The above lawsuits will be important in answering the following questions:
- Does training a model on copyrighted material require a license? Generative AI systems make copies of the training materials as part of the training process. Does that interim copying require a license, or is it fair use?
- Does generative AI output infringe on copyright for the materials on which the model was trained? If generative output constitutes a derivative work or infringes the training data's reproduction right, then it infringes on copyright. Courts will need to rule whether similarities in output and training data are derived from protected materials or unprotected materials. Who is liable for copyright infringement when AI infringes?
- Does generative AI violate restrictions on removing, altering or falsifying copyright management information? The Digital Millenium Copyright Act provides restrictions on removal or alteration of copyright management information, such as watermarks. This is exemplified in the Stability AI case, where the watermark reproduced by Stable Diffusion on generated works constituted false copyright management information.
- Does generating work in the style of someone violate that person's rights?

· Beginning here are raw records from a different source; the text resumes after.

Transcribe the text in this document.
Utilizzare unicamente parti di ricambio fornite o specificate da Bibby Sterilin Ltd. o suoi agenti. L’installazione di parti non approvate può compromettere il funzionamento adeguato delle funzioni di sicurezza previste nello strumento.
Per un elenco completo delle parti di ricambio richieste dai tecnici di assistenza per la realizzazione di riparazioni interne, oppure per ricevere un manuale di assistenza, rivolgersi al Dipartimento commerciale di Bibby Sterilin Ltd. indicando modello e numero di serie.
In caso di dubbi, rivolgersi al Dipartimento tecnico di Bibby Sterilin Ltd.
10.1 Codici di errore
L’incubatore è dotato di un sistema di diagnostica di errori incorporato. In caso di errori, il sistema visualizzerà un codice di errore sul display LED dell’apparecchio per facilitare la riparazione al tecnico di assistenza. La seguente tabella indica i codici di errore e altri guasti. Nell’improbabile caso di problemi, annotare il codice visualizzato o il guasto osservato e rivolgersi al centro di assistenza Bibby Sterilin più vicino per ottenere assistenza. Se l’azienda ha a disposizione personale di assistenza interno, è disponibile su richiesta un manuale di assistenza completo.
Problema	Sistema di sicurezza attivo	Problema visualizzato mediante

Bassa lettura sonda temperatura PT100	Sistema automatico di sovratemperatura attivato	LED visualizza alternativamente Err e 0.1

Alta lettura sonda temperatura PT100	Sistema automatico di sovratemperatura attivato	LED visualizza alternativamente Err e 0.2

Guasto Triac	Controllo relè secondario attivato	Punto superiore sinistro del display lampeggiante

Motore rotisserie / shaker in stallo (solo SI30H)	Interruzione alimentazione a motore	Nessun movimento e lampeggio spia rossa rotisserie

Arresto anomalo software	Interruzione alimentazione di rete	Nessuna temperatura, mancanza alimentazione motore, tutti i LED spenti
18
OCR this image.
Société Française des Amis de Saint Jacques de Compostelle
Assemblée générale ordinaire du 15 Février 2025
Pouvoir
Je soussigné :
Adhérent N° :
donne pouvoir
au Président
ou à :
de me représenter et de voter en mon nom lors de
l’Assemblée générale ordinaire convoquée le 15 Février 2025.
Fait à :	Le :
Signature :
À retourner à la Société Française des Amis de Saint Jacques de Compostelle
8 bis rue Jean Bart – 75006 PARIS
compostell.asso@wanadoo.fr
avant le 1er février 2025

This is known as the right of publicity, which varies from state to state. It prohibits the use of someone's likeness, name, image, voice or signature for commercial gain.
- How do open source licenses apply to training AI models and distributing the resulting output? The plaintiffs in the Copilot case argued that republishing Copilot training materials without attribution -- and not making Copilot itself open source -- violates open source license terms.
As the cases continue to take shape and answers emerge, companies involved with generative AI tools should watch for guidance around the intersection of AI and intellectual property and check to see if they need risk mitigation strategies.